March–April 2021

From the Editor

The Razor's Edge

There’s a thin line between enthusiasm and obsession.

Chris Clayton

THERE’S A THIN LINE between enthusiasm and obsession. It’s a theme that rattles like pinballs around this issue of the Volunteer. Take Bob O’Hara (page 20), a pioneering wilderness paddler known for canoeing epic stretches of northern rivers. The St. Louis Park resident has spent the majority of his life—he just turned 80—fixated on watery expeditions, sometimes to the detriment of his love life and bank account.

O’Hara is a far cry from the loner types who are often drawn to extreme adventure. Outgoing and big-hearted, he has mentored generations of Minnesota paddlers, and for decades taught high school biology and coached Nordic skiing and track. For someone whose idea of fun is navigating mile after mile of wild, icy river, he’s a fairly normal guy who, through teaching and community building, found a kind of balance in his life—albeit in his characteristically uncompromising way. (It should also be noted that O’Hara is careful, planful, and resilient—a model outdoorsperson for the COVID era.)

A different stripe of single-mindedness runs through our story on the western Jacob’s ladder (page 30). The feature is ostensibly about teams of ecologists and botanists on the hunt for a rare wildflower, but it doubles as an ode to perseverance—to searching for a needle in the haystack in the name of scientific discovery.

Passion and perseverance take yet another form in Dispatch (page 10), which looks at the ways in which Minnesotans flocked to the state’s public lands and waters in 2020, perhaps as a respite from the stress and difficulties of the pandemic. It was heartening to see an uptick in park visitors and fishing license sales in a year when good news sometimes felt as elusive as a rare flower.
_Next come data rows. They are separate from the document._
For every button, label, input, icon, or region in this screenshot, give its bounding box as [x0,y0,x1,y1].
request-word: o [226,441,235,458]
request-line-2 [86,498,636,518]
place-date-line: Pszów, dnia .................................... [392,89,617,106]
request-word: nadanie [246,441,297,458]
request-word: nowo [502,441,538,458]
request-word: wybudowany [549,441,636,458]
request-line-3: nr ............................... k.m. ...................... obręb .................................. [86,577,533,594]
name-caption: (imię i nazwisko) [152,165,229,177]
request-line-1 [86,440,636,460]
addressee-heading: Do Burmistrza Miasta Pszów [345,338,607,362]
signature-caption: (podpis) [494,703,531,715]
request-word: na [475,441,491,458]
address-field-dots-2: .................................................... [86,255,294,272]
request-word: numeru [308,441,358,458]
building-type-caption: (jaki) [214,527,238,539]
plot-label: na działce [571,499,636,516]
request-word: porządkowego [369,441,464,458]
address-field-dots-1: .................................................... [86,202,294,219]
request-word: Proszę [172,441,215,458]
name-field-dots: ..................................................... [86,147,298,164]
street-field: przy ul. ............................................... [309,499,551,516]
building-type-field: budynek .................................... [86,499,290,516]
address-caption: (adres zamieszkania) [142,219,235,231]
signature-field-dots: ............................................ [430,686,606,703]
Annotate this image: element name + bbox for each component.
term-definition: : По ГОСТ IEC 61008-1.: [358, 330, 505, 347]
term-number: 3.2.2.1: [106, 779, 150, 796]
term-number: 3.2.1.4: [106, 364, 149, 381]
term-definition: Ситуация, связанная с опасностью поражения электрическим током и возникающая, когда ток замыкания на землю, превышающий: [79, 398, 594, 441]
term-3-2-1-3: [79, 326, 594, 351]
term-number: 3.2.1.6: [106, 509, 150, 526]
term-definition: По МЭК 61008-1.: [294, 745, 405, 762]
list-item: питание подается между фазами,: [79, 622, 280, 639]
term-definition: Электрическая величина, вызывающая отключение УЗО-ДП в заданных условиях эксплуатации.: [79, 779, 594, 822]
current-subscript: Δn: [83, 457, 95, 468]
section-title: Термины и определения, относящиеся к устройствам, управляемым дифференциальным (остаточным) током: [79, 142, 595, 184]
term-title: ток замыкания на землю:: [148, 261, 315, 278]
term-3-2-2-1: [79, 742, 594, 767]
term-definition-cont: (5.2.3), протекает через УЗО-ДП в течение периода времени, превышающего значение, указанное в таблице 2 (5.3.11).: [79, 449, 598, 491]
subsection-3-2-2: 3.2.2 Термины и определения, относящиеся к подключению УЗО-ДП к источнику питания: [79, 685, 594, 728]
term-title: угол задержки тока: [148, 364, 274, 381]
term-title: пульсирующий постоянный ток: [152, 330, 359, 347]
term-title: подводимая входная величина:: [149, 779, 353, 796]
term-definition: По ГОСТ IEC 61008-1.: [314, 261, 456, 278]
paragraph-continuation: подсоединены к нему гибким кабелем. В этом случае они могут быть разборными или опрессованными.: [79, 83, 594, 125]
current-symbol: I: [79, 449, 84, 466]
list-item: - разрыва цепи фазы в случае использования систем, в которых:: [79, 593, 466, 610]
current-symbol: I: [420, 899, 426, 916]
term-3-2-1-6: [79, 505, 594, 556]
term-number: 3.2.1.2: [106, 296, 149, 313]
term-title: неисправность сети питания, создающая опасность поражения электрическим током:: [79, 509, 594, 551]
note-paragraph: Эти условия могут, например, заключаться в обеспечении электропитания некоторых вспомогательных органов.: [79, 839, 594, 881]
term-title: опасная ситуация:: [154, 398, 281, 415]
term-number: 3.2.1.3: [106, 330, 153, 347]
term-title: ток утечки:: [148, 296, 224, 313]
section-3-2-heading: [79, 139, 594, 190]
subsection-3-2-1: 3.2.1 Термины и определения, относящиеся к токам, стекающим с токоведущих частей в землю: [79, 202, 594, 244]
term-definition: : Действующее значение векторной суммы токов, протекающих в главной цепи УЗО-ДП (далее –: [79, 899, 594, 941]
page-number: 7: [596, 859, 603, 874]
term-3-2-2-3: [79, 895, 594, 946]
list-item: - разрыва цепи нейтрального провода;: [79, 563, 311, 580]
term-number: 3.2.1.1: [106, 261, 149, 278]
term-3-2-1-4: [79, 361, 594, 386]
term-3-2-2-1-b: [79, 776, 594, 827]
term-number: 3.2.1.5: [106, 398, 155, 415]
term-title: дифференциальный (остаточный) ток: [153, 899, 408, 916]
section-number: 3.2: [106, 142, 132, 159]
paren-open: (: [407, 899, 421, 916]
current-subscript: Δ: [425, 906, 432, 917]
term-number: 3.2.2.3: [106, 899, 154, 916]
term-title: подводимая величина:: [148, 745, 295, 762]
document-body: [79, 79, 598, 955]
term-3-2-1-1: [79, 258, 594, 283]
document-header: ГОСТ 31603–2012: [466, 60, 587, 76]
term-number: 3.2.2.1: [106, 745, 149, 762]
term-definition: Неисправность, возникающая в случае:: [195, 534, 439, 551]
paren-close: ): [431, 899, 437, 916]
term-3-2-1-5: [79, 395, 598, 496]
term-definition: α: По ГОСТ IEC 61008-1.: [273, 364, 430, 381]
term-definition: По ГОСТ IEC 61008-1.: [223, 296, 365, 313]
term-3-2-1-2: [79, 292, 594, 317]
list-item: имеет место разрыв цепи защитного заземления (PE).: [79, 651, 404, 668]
Not to get all English teacher on you, but the articles mentioned here grow richer with each reading. I’m not suggesting that you’ll come to view O’Hara as some sort of spiritual figure, or the search for western Jacob’s ladder as a metaphor for the human condition. (Though more power to you if you do!) But I do believe these simple, well-told stories hold gems of wisdom just waiting to be uncovered. I, for one, am taking notes.